“La battaglia di Hacksaw Ridge”
di Mel Gibson. Sangue e retorica
Credere in Dio, nei fondamenti di una religione, avere fede motiva l’esistenza terrena. Dà forza morale e anche fisica in particolari circostanze. Un’energia che può essere eccezionale nel perseguire il bene a fronte di incredibili avversità. In nome della fede sono state fatte cose di straordinaria grandezza, bellezza e umanità. Di tutto ciò sono convinto da laico non credente.
Interessanti quindi i presupposti di un film come “La battaglia di Hacksaw Ridge” di Mel Gibson, che tratta proprio di questo. Altro è come il regista ha raccontato uno straordinario exploit in nome della fede. Quindi lo dico con chiarezza e semplicità: da questo punto di vista il film è una merda.
Non è un giudizio preconcetto verso le note posizioni fondamentaliste e destrorse del regista. Sono andato a vedere il film con sincera curiosità ed interesse, spinto anche dalle positive valutazioni sintetiche di vari media. Ho provato a non farmi condizionare, ma dopo aver visto il film mi è risultato imprescindibile ricordare che il regista è un fondamentalista cattolico. Si può eccepire quindi ora che la mia critica sia troppo influenzata da una posizione politica, più che artistica. È probabile, ma opere artistiche e forme espressive possono essere comprese ed apprezzate anche se con presupposti etico/politici altri dai nostri, vedi il Futurismo o, in ambito cinematografico, film come “Olympia” di Leni Riefenstahl, pura propaganda nazista, ma anche un capolavoro di tecnica ed estetica dell’epoca. Ma non è questo il caso.

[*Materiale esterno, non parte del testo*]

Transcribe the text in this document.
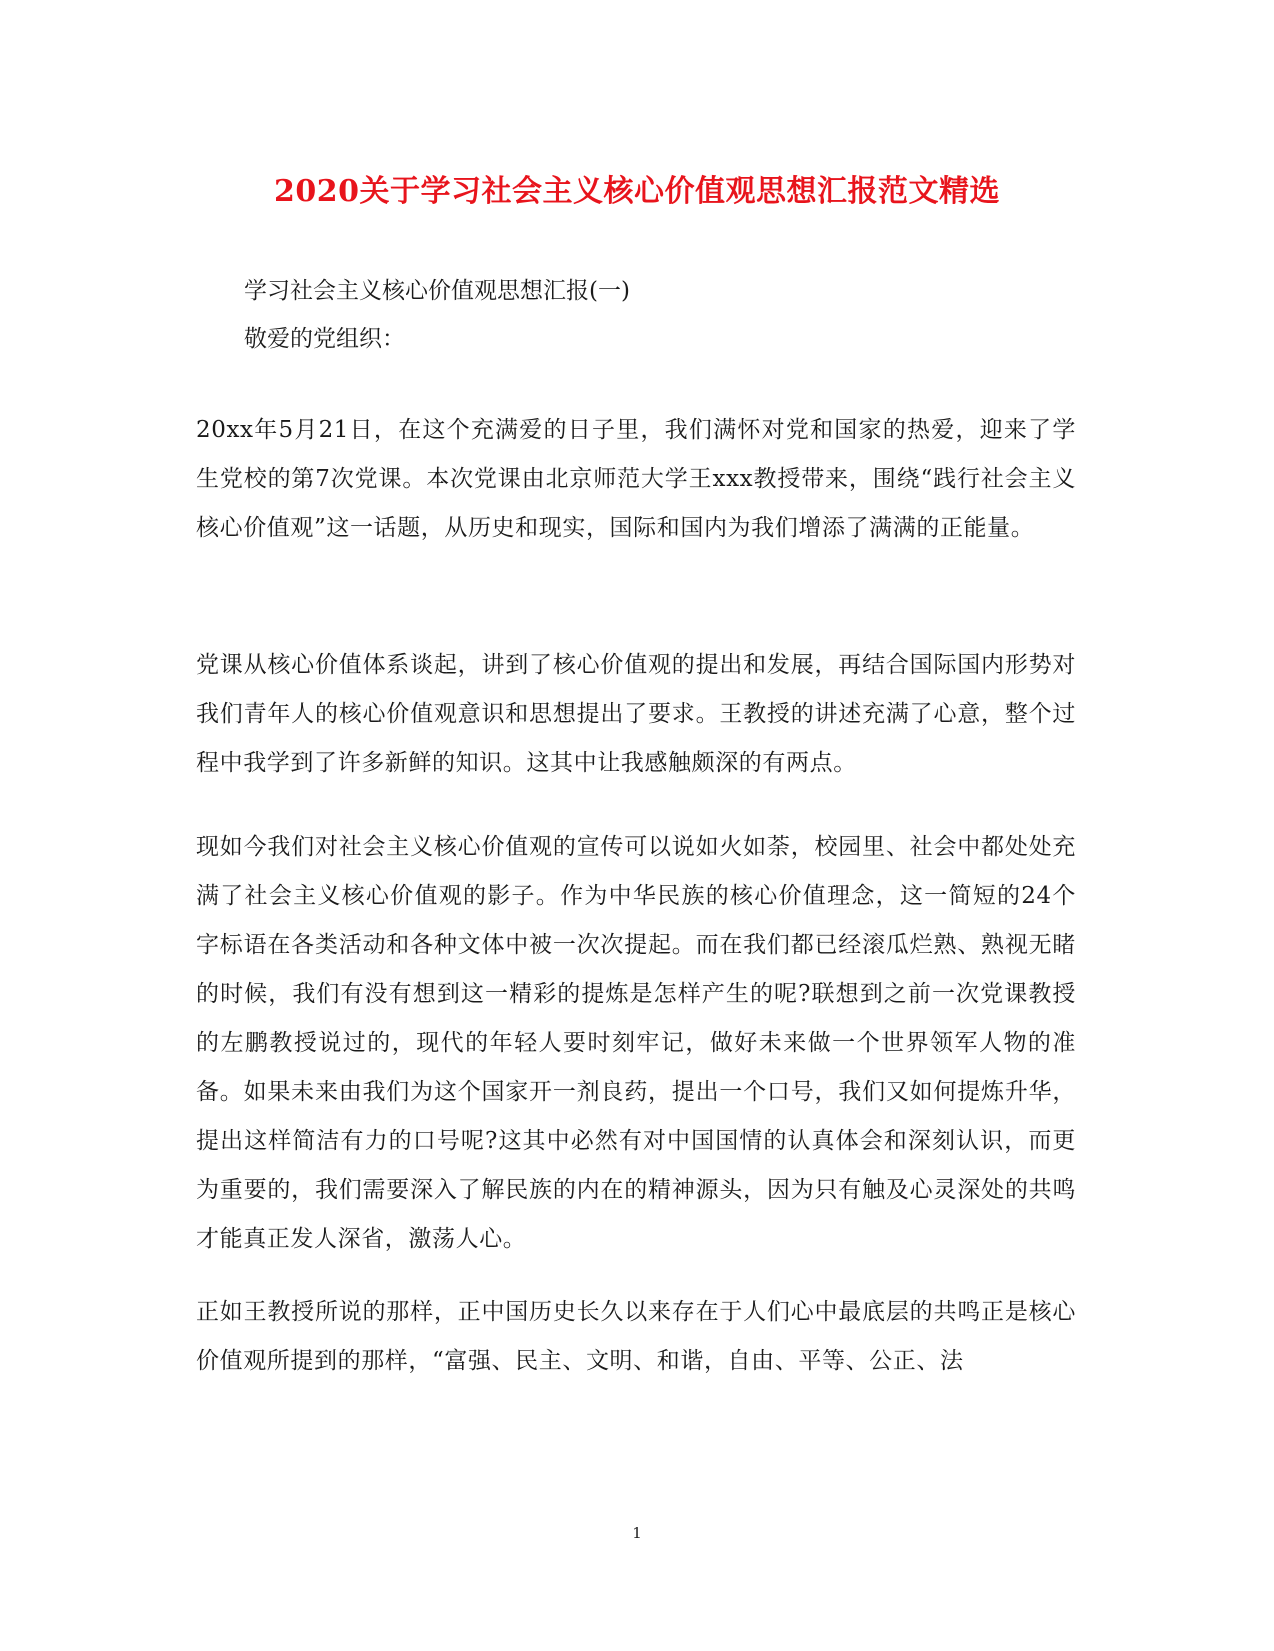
2020关于学习社会主义核心价值观思想汇报范文精选
学习社会主义核心价值观思想汇报(一)
敬爱的党组织：
20xx年5月21日，在这个充满爱的日子里，我们满怀对党和国家的热爱，迎来了学生党校的第7次党课。本次党课由北京师范大学王xxx教授带来，围绕“践行社会主义核心价值观”这一话题，从历史和现实，国际和国内为我们增添了满满的正能量。
党课从核心价值体系谈起，讲到了核心价值观的提出和发展，再结合国际国内形势对我们青年人的核心价值观意识和思想提出了要求。王教授的讲述充满了心意，整个过程中我学到了许多新鲜的知识。这其中让我感触颇深的有两点。
现如今我们对社会主义核心价值观的宣传可以说如火如荼，校园里、社会中都处处充满了社会主义核心价值观的影子。作为中华民族的核心价值理念，这一简短的24个字标语在各类活动和各种文体中被一次次提起。而在我们都已经滚瓜烂熟、熟视无睹的时候，我们有没有想到这一精彩的提炼是怎样产生的呢?联想到之前一次党课教授的左鹏教授说过的，现代的年轻人要时刻牢记，做好未来做一个世界领军人物的准备。如果未来由我们为这个国家开一剂良药，提出一个口号，我们又如何提炼升华，提出这样简洁有力的口号呢?这其中必然有对中国国情的认真体会和深刻认识，而更为重要的，我们需要深入了解民族的内在的精神源头，因为只有触及心灵深处的共鸣才能真正发人深省，激荡人心。
正如王教授所说的那样，正中国历史长久以来存在于人们心中最底层的共鸣正是核心价值观所提到的那样，“富强、民主、文明、和谐，自由、平等、公正、法
1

Nel 1942 il giovane Desmond Doss, obiettore di coscienza per motivi religiosi, si arruola per servire il proprio Paese e dopo un duro e umiliante addestramento è impiegato come soccorritore nella battaglia di Okinawa, dove salverà parecchi uomini senza mai imbracciare un arma.
L’obiezione di Desmond non è però una critica condanna della guerra. E ancor meno lui vi si oppone. Anzi, ci vuole andare e si arruola volontario, ma rifiuta di toccare le armi. Per questo viene perseguitato da compagni e superiori al punto da essere deferito alla corte marziale. Grazie all’intervento del padre (naturale, non divino), che muove le sue conoscenze di veterano della Grande Guerra, Desmond viene assolto e spedito al fronte. Dove ancora subisce soprusi e diffidenza, ma al momento della fatidica battaglia di Hacksaw Ridge dimostrerà tutto il suo coraggio e valore salvando, al limite dell’estremo sacrifico personale, la vita di parecchi compagni, costretti a ricredersi e a decretarne lo straordinario eroismo.
Fede, calvario e riscatto, la triade cattolica per eccellenza. Desmond è dunque un santo aggrappato a un arcigno dogma personale, più che un eroe pacifista che sfida la propria patria per un ideale antimilitarista e non violento.
E il cinema? Le riprese delle battaglie sono indubbiamente spettacolari e coinvolgenti, compresi gli smembramenti e il grand guignol di sangue che piace tanto al regista. Ma il resto è un disastro. Tutta la parte introduttiva è banale e stucchevole, peggio di un’agiografia di don Bosco prodotta dalle edizioni Paoline. Elementari le psicologie, i rapporti e le dinamiche familiari. Infantile la storia d’amore con la bella infermiera. Retorico alla nausea l’addestramento, condito di soprusi da compagni e superiori. Insomma, un concentrato delle peggiori banalizzazioni hollywoodiane del genere, allo scopo di creare un vero e proprio santino.
Ma il top è nel finale con la sequenza cristologica in cui il nostro eroe è ripreso, mentre steso in barella viene calato dal dirupo della battaglia, con un movimento di macchina che progressivamente si abbassa stagliando la figura sofferente, con la bibbia tra le mani, verso un sempre più luminoso, divino cielo di salvazione.
In sostanza un film di propaganda cattolica finto pacifista, in cui l’obiezione di coscienza è una posizione individuale, dettata più da memorie e sensi di colpa personali, che da una esistenziale presa di coscienza per la non violenza. E passi, ma la realizzazione è talmente grossolana, prevedibile e forzata da risultare insostenibile.